ЧТОБЫ ИЗБЕЖАТЬ КРИКА
Это был большой мистификатор, никогда не пропускавший случая подшутить над кем-нибудь.
Несколько дней тому назад он встретил приятеля на Мейн-Стрит и конфиденциально шепнул ему:
- Я никогда бы не поверил этому, но полагаю своим долгом сделать факт общеизвестным.
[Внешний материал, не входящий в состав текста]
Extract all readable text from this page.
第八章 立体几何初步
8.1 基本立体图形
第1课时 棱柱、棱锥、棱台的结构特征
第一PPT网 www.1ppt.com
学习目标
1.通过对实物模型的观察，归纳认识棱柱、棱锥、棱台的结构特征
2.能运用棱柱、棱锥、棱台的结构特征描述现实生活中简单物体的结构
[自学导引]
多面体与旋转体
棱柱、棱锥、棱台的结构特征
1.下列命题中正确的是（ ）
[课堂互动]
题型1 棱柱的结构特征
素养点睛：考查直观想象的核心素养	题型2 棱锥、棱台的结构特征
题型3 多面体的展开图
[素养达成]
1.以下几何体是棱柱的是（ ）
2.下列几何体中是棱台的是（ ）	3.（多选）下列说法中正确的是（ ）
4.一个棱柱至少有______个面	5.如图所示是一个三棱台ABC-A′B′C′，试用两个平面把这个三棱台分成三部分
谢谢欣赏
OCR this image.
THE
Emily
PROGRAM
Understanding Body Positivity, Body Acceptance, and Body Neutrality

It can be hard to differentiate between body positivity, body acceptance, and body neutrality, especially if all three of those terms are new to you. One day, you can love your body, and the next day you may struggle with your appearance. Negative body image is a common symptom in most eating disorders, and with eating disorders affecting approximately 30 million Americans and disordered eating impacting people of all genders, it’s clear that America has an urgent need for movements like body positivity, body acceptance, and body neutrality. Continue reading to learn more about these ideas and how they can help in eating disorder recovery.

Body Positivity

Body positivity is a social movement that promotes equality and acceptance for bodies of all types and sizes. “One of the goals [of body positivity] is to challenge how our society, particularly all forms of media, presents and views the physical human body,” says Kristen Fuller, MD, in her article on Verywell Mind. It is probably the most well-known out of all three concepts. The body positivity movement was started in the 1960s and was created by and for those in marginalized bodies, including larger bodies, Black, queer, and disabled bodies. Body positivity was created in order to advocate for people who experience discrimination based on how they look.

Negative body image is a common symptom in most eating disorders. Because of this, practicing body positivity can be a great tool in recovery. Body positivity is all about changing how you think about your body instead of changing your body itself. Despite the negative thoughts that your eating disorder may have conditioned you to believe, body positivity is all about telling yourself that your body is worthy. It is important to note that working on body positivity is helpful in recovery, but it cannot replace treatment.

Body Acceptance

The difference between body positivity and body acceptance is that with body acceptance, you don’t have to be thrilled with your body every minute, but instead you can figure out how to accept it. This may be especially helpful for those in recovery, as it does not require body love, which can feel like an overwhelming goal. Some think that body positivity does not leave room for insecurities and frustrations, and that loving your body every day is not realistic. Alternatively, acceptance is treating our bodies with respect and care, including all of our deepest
Мистер Джонсон, гласный нашей части города, принял деньги с определенной целью избежать крика.
- Невозможно! - сказал приятель.
- Говорю вам, что это правда, так как я случайно подслушал разговор и своими глазами видел, как деньги были переданы ему и как он взял их и положил в карман.
Затем он продолжал свой путь, не сообщив никаких подробностей, и целых два дня город только об этом и говорил.
Он совсем забыл об этом и не вспоминал до того дня, когда столкнулся с мистером Джонсоном и понес ущерб в виде двух фонарей под глазами и разорванного сверху донизу пальто.
После чего ему пришлось обходить всех и объяснять, что под деньгами, данными гласному во избежании крика, он разумел десятицентовик, переданный последнему его женой, чтобы купить успокоительного для младенца.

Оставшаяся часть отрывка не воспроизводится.